Portanto, a questão da relação entre fé e razão não é um capítulo opcional: “a
verdade religiosa não é apenas uma parte, mas uma condição do conhecimento
geral” [8] . Estas palavras de São João Henrique Newman — a quem, no contexto
deste Jubileu da Educação Mundial, tenho a grande alegria de declarar
copadroeiro da missão educativa da Igreja juntamente com São Tomás de Aquino —
são um convite a renovar o nosso compromisso com um conhecimento tão
intelectualmente responsável e rigoroso quanto profundamente humano. Devemos
também ter cuidado para não cair no iluminismo de uma fides que está
exclusivamente em desacordo com a ratio . Devemos emergir do superficial
recuperando uma visão empática, aberta a uma compreensão cada vez melhor de
como a humanidade se entende hoje, a fim de desenvolver e aprofundar nosso
ensinamento. Portanto, o desejo e o coração não devem ser separados do
conhecimento: isso significaria quebrar a pessoa. As universidades e escolas
católicas são lugares onde as perguntas não são silenciadas e a dúvida não é
banida, mas apoiada. O coração, ali, dialoga com o coração, e o método é o da
escuta, que reconhece o outro como um bem, não uma ameaça. Cor ad cor loquitur
era o lema cardinal de São João Henrique Newman, retirado de uma carta de São
Francisco de Sales : "É a sinceridade do coração, e não a abundância de
palavras, que toca o coração dos homens."
3.2 . Educar é um ato de
esperança e uma paixão que se renova porque manifesta a promessa que vemos no
futuro da humanidade [9] . A especificidade, a profundidade e a amplitude da
ação educativa é que o trabalho – tão misterioso quanto real – de «fazer
florescer o ser [...] é cuidar da alma» como lemos na Apologia de Sócrates de
Platão (30a-b). É uma «profissão de promessas»: prometem-se tempo, confiança,
competência; prometem-se justiça e misericórdia, prometem-se a coragem da
verdade e o bálsamo da consolação. Educar é uma tarefa de amor que se transmite
de geração em geração, remendando o tecido rasgado das relações e restituindo
às palavras o peso da promessa: «Todo homem é capaz da verdade, no entanto, o
caminho é muito suportável quando se avança com a ajuda dos outros» [10] . A
verdade procura-se em comunidade.
4.
A bússola da educação Gravissimum
4.1 . A declaração conciliar
Gravissimum educationis reafirma o direito de todos à educação e identifica a
família como a primeira escola da humanidade. A comunidade eclesial é chamada a
apoiar ambientes que integrem fé e cultura, respeitem a dignidade de todos e
dialoguem com a sociedade. O documento alerta contra qualquer redução da
educação a uma formação funcional ou a um instrumento econômico: uma pessoa não
é um "perfil de competências", não se reduz a um algoritmo
previsível, mas sim um rosto, uma história, uma vocação.
4.2 . A formação cristã
abrange a pessoa inteira: espiritual, intelectual, afetiva, social, corporal.
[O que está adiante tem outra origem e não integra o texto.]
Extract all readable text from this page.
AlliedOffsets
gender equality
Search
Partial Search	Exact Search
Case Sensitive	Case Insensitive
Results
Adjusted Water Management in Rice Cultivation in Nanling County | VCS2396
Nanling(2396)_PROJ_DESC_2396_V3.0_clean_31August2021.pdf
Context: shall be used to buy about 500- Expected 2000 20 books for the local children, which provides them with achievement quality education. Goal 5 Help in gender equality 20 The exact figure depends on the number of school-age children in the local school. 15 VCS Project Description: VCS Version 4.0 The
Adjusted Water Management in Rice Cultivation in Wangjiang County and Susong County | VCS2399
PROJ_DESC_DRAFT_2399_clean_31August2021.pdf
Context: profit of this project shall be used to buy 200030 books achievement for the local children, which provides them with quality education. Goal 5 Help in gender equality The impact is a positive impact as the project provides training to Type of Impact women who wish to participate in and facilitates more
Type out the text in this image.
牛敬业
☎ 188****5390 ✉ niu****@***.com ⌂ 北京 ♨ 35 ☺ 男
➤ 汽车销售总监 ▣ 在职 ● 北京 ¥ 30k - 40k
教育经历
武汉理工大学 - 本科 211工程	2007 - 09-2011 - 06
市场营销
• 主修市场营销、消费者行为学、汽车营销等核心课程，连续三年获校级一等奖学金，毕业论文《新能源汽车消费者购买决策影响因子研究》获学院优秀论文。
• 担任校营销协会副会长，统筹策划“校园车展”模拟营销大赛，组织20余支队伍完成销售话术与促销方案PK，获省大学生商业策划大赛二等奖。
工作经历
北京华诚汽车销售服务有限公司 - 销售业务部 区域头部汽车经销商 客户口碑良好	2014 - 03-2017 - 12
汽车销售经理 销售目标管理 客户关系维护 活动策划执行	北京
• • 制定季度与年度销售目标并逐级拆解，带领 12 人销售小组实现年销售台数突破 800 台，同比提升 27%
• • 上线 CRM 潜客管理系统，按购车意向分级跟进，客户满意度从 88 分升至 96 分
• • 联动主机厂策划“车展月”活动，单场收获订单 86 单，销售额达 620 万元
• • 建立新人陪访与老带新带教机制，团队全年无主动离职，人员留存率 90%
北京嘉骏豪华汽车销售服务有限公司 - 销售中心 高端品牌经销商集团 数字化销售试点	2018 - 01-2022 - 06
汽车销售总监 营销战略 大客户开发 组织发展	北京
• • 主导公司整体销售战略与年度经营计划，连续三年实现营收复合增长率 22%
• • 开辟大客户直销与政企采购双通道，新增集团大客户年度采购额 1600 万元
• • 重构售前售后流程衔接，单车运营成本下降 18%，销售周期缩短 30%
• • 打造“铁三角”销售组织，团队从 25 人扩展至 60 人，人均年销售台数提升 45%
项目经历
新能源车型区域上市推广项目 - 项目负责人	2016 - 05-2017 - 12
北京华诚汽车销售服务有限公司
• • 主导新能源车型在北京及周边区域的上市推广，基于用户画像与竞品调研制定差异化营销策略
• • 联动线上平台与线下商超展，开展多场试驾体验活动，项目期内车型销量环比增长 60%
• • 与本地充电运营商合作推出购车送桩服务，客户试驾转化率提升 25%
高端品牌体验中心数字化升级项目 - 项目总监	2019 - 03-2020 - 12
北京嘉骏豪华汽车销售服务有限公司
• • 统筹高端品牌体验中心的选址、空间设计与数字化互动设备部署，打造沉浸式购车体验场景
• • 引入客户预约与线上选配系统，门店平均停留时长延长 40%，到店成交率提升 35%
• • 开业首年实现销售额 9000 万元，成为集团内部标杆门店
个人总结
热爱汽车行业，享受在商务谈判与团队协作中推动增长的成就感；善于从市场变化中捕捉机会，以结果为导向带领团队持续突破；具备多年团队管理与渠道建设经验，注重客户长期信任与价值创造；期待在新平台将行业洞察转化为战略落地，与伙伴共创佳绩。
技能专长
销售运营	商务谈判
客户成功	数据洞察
Ela não opõe o manual ao teórico, a ciência ao humanismo, a técnica à
consciência; em vez disso, exige que o profissionalismo seja habitado por uma
ética, e que a ética não seja uma palavra abstrata, mas uma prática cotidiana.
A educação não mede seu valor apenas no eixo da eficiência: ela o mede na
dignidade, na justiça, na capacidade de servir ao bem comum. Esta visão
antropológica integral deve permanecer a pedra angular da pedagogia católica.
Ela – na esteira do pensamento de São João Henrique Newman – vai contra uma
abordagem puramente comercialista que muitas vezes hoje força a educação a ser
medida em termos de funcionalidade e utilidade prática [11] .
4.3 . Esses princípios não
são memórias do passado. São estrelas fixas. Eles dizem que a verdadebuscamos
juntos; que a liberdade não é um capricho, mas uma resposta; que a autoridade
não é dominação, mas serviço. No contexto educacional, não se deve “levantar a
bandeira da posse da verdade, nem em relação à análise dos problemas, nem em
sua resolução” [12] . Em vez disso, “é mais importante saber como abordá-los,
em vez de dar uma resposta precipitada sobre por que algo aconteceu ou como
superá-lo. O objetivo é aprender a enfrentar os problemas, que são sempre
diferentes, porque cada geração é nova, com novos desafios, novos sonhos, novas
perguntas” [13] . A educação católica tem a tarefa de reconstruir a confiança
em um mundo marcado por conflitos e medos, lembrando que somos crianças e não
órfãos: dessa consciência nasce a fraternidade.
5.
A centralidade da pessoa
5.1 . Colocar a pessoa no
centro significa educar com a visão de longo prazo de Abraão ( Gn 15,5): ajudar as pessoas a descobrir o
sentido da vida, a dignidade inalienável, a responsabilidade para com os
outros. A educação não é apenas transmissão de conteúdos, mas aprendizagem da
virtude. Forma cidadãos capazes de servir e crentes capazes de testemunhar,
homens e mulheres mais livres, não mais sozinhos. E a educação não se
improvisa. Recordo com alegria os anos passados na
querida Diocese de Chiclayo, as visitas à
Universidade Católica
de San Toribio de Mogrovejo, as oportunidades que tive de me dirigir à comunidade académica, dizendo: «Não se
nasce profissional; todo o caminho universitário se constrói passo a passo, livro
a livro, ano a ano, sacrifício a sacrifício» [14] .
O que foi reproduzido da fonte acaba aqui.